Григорий ругался и плакал. Он знал, что теперь замерзнет. Боялся, но ничего не мог сделать. Он был крепкий, но не мог ничем себе помочь. Все, что можно, делал раньше; сейчас он думал, что делал все как следует, а теперь только мог ругаться и плакать. Слезой беду не пронять, но на большее он не способен. Это все. Крыть последними словами свое тело и собаку — раз и еще раз. Вот и все. В какие-то минуты Григорию казалось, что он слышит лай собак на ферме, а далеко в деревне за Енисеем ревет, разворачивается на лыжах по аэродрому маленький рейсовый самолет. Но так же вяло и смутно, как другие мысли, прошла мысль, что это кажется, это слабые отблески в памяти того, что когда-то было, и он замерзает, околевает, как больной или раненый зверь вдали от людей.
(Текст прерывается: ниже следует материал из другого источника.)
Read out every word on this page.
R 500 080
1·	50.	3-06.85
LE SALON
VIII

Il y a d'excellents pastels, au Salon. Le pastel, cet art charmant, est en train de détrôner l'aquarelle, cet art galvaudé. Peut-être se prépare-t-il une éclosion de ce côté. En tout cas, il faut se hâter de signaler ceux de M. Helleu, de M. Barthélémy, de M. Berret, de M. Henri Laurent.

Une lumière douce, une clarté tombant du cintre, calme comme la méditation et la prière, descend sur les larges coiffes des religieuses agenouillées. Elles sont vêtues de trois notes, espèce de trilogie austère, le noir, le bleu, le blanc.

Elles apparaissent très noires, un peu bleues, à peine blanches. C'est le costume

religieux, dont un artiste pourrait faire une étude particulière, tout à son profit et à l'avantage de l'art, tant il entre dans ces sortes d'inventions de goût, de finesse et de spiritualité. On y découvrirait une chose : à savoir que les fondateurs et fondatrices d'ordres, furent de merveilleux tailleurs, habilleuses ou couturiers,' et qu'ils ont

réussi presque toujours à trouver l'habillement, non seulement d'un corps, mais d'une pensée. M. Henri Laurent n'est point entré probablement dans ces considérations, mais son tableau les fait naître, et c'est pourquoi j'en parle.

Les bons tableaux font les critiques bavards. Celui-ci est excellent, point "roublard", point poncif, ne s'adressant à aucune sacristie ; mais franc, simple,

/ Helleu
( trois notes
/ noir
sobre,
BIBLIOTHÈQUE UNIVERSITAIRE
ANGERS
…Он очнулся ночью. Мирон, его напарник, разжимал зубы Григория и лил спирт из горлышка фляги. Григорий кашлял, жидкость лилась в нос и по щекам. Он открыл глаза — темные громады кедров шли в небо, и звезды между литыми вершинами были чистые, луна светила яркая. С боков сжимало, он скосил глаза и увидел боковые нартовые прутья. Мирон топтался, хрумкал снегом, прихрамывая на лыжах вокруг нарты. Он сам отхлебнул из фляжки и стал тереть Григорию лицо верхней мохнатой рукавицей.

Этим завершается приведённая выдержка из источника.